Como todos os mitos, o da “tradição humanitária” também tem raízes históricas inegáveis. Por sua posição geográfica e por sua multiplicidade social e cultural, a Suíça durante séculos serviu de refúgio para refugiados de várias origens, de huguenotes e valdenses no século no século XVII aos republicanos italianos e os liberais alemães no século XVIII.

Porém, na realidade, como afirmou o historiador Georg Kreis, a “tradição do asilo” resultou da soma de ações em favor de uma categoria particular de refugiados, de uma “solidariedade de opinião” com um grupo cultural afim e não de um ideal universal.
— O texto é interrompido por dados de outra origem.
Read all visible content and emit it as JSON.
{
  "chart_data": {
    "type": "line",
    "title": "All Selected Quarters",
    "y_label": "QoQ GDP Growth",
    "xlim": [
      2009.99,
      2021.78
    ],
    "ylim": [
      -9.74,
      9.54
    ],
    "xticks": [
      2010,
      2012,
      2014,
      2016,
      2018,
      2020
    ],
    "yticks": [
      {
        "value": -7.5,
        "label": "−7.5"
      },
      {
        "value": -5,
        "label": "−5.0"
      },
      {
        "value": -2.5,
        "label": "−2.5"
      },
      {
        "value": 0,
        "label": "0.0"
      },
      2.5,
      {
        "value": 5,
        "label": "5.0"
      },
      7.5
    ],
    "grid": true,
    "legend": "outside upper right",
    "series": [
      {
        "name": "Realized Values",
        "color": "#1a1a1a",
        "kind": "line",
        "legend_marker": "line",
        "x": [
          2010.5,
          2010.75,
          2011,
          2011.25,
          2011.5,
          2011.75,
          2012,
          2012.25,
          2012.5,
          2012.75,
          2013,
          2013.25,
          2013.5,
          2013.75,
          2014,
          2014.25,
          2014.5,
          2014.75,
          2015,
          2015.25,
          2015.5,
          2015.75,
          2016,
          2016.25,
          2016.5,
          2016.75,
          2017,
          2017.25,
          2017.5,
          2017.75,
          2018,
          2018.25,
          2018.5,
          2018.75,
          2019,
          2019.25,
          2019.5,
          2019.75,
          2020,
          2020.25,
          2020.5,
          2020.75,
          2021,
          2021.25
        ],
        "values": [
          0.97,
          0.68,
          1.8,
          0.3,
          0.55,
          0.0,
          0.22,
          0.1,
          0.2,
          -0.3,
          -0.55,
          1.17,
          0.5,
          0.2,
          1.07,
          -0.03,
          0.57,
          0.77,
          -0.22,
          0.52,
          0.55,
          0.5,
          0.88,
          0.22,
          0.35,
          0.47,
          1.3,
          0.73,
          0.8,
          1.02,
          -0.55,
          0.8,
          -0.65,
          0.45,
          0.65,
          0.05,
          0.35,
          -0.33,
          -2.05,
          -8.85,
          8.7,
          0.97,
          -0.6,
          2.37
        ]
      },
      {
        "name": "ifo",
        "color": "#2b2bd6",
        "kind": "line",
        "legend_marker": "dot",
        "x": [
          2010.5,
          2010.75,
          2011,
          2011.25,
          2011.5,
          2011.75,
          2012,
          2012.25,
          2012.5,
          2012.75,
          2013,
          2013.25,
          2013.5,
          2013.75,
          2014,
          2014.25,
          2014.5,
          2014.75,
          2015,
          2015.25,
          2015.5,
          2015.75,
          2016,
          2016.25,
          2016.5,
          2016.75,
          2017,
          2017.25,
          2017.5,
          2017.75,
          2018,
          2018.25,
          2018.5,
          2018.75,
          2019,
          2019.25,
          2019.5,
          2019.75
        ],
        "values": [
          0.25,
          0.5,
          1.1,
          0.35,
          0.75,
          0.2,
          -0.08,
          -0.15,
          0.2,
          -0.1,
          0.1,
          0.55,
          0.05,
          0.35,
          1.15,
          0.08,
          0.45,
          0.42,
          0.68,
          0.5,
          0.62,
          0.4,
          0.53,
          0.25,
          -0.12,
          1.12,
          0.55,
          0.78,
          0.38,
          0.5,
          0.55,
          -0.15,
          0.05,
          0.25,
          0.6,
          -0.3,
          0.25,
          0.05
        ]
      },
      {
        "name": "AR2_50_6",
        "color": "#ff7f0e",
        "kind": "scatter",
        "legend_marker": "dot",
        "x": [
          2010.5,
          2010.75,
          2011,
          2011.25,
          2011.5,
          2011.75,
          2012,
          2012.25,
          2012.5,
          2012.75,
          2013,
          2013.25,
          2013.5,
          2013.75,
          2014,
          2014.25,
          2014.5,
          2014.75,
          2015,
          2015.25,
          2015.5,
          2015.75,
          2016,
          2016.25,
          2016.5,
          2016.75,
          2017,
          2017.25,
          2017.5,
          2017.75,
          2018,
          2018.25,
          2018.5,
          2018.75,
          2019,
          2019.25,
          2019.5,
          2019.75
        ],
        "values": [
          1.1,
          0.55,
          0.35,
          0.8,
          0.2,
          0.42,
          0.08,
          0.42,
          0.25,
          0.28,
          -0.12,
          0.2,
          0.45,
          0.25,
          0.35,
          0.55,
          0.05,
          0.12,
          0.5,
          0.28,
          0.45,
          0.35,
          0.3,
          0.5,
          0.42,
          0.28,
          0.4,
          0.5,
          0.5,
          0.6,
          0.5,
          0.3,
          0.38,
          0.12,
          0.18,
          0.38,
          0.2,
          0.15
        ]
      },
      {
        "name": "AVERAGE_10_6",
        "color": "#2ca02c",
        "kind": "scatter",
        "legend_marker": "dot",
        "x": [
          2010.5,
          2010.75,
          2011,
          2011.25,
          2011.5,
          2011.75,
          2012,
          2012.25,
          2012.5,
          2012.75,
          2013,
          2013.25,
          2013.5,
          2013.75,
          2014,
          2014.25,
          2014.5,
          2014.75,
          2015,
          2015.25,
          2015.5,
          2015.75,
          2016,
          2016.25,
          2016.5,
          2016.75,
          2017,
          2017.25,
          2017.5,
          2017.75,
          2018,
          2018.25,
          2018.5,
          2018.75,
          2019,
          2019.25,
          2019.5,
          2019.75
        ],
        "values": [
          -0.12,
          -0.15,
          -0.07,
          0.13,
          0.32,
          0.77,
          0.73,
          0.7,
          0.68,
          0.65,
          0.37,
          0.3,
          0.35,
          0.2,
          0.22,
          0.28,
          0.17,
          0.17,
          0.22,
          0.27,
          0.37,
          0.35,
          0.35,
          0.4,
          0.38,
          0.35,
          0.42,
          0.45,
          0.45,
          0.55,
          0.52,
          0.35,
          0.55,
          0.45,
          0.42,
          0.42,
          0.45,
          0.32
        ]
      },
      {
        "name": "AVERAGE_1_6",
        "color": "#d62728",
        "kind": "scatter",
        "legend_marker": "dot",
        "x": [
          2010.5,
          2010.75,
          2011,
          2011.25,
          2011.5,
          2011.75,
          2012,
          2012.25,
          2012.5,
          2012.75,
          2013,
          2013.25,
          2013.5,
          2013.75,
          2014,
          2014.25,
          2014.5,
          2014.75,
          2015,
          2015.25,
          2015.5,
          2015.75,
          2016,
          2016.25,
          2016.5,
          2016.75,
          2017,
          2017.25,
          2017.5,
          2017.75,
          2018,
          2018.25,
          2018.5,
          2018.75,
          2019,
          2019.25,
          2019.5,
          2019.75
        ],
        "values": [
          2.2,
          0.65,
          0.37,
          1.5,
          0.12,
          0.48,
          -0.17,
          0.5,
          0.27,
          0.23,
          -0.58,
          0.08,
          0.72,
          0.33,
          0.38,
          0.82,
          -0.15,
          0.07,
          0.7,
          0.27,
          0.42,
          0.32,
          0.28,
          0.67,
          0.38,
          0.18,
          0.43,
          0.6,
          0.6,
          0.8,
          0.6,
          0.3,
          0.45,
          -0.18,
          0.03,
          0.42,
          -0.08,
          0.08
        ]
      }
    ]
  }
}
Não foi por acaso que, já no século XIX, a Suíça foi reticente em conceder asil aos líderes do movimento operário. Depois, em 1945, acolheu de braços abertos os húngaros e checoslovacos em fuga do regime comunista e foi muito reservada novamente com as vítimas das ditaduras na América Latina.

No entanto, a idéia de uma “missão histórica” no acolho aos refugiados propiciou à Suíça um instrumento positivo de legitimação nacional através do princípio de neutralidade. A partir da suposta tradição de asilo, analisava Kreis, foi possível “construir uma ideologia – sob rótulo humanitário – e ter um desempenho político, um objetivo da exitência da nação”.

Valores identitários

O ressurgimento atual da expressão “tradição humanitária” indica evidentemente a vontade de confundir os adversários da lei do asilo, impedindo que reivindiquem para si o respeito dos valores identitários fundamentais.

Porém, como instrumento de orientação da cena política, referir-se à “tradição humanitária” não tem qualquer utilidade porque a expressão não tem conteúdo concreto. O risco portanto é perder de vista novamente a realidade histórica.

“Melhor seria referir-se diretamente aos direitos humanos de maneira concreta”, observa Nelly Valsangiacomo. “Porque a Suíça teria uma tradição humanitária distinta dos direitos humanos?”.

swissinfo, Andrea Tognina

Para o jovem Estado Federal criado na Constituição de 1848, oferecer asilo representava a possibilidade de manifestar no estrangeiro sua própria independência.

“Um dos mais preciosos direitos de soberania é o direito de asilo”, afirmava em 1888 o conselheiro federal (ministro) Numa Droz. Na concepção jurídica da época, o direito de asilo era um direito do Estado e não um direito individual. “Nós não esperamos de modo algum que um estrangeiro peça direito de asilo”, esclarecia em 1849 o conselheiro federal Jonas Furrer.

Até hoje a Constituição federal suíça não fala em direito individual de asilo, mesmo se está inscrito o princípio de “não rejeição” (art. 25: “Os refugiados não podem ser extraditados para um Estado onde é perseguido”), conforme ao direito internacional.

Outras constituições, fundadas na experiência do fascismo e da guerra, prevêm um direito individual de asilo. É o caso da Constituição italiana (art.10) e da Constitutição alemã (art.16).